LISBOA – O teatro não conhece barreiras linguísticas para o ator e realizador português Tiago Rodrigues. Na Brooklyn Academy of Music, onde fará sua estreia em casa no dia 12 de outubro, ele apresentará “By Heart”, um show solo com a participação do público, em inglês.
Desde que foi criado em 2013, ele também o fez pela Europa nas outras três línguas que fala: francês, português e espanhol. E como a premissa de “By Heart” é que Rodrigues, 44, traz ao palco 10 espectadores para lhes ensinar um soneto de Shakespeare, ele também aprendeu o poema em grego e russo, para shows em Thessaloniki, Grécia; Moscou; e São Petersburgo, Rússia.

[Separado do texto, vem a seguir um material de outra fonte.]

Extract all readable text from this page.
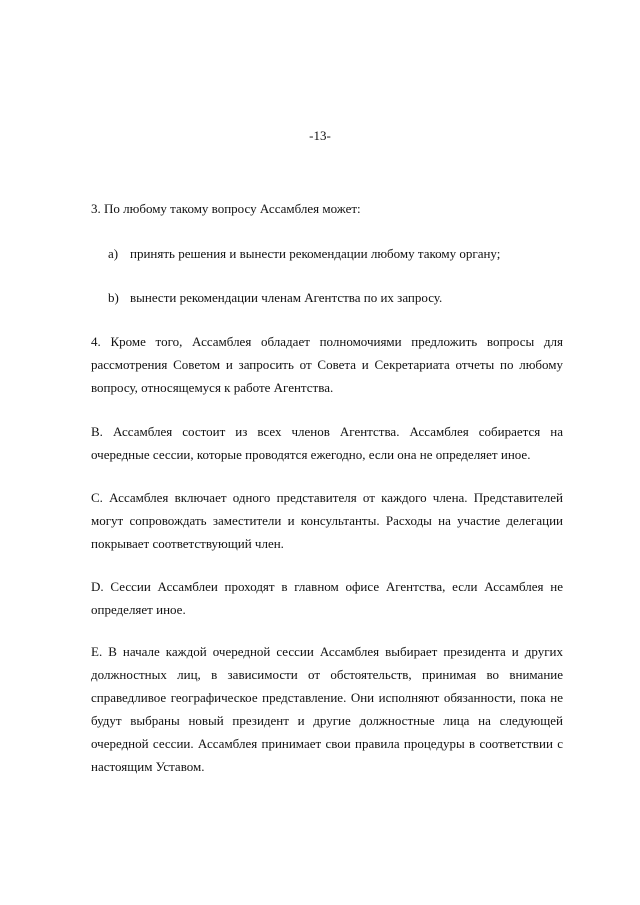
-13-

3. По любому такому вопросу Ассамблея может:

a) принять решения и вынести рекомендации любому такому органу;

b) вынести рекомендации членам Агентства по их запросу.

4. Кроме того, Ассамблея обладает полномочиями предложить вопросы для рассмотрения Советом и запросить от Совета и Секретариата отчеты по любому вопросу, относящемуся к работе Агентства.

B. Ассамблея состоит из всех членов Агентства. Ассамблея собирается на очередные сессии, которые проводятся ежегодно, если она не определяет иное.

C. Ассамблея включает одного представителя от каждого члена. Представителей могут сопровождать заместители и консультанты. Расходы на участие делегации покрывает соответствующий член.

D. Сессии Ассамблеи проходят в главном офисе Агентства, если Ассамблея не определяет иное.

E. В начале каждой очередной сессии Ассамблея выбирает президента и других должностных лиц, в зависимости от обстоятельств, принимая во внимание справедливое географическое представление. Они исполняют обязанности, пока не будут выбраны новый президент и другие должностные лица на следующей очередной сессии. Ассамблея принимает свои правила процедуры в соответствии с настоящим Уставом.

A meio de uma entrevista recente no teatro de Lisboa que dirige desde 2015, o grandioso Teatro Nacional D. Maria II, ele lembrou as primeiras quatro linhas do soneto – No. 30, que começa, “Quando para as sessões de doce pensamento silencioso”- em russo, com óbvio deleite.
“Eu realmente adoro ver o que acontece com uma peça quando você a faz em um idioma e depois em outro”, disse ele. “Sempre peço a alguém do interior para ajudar. Visitei muitas embaixadas em Portugal. ”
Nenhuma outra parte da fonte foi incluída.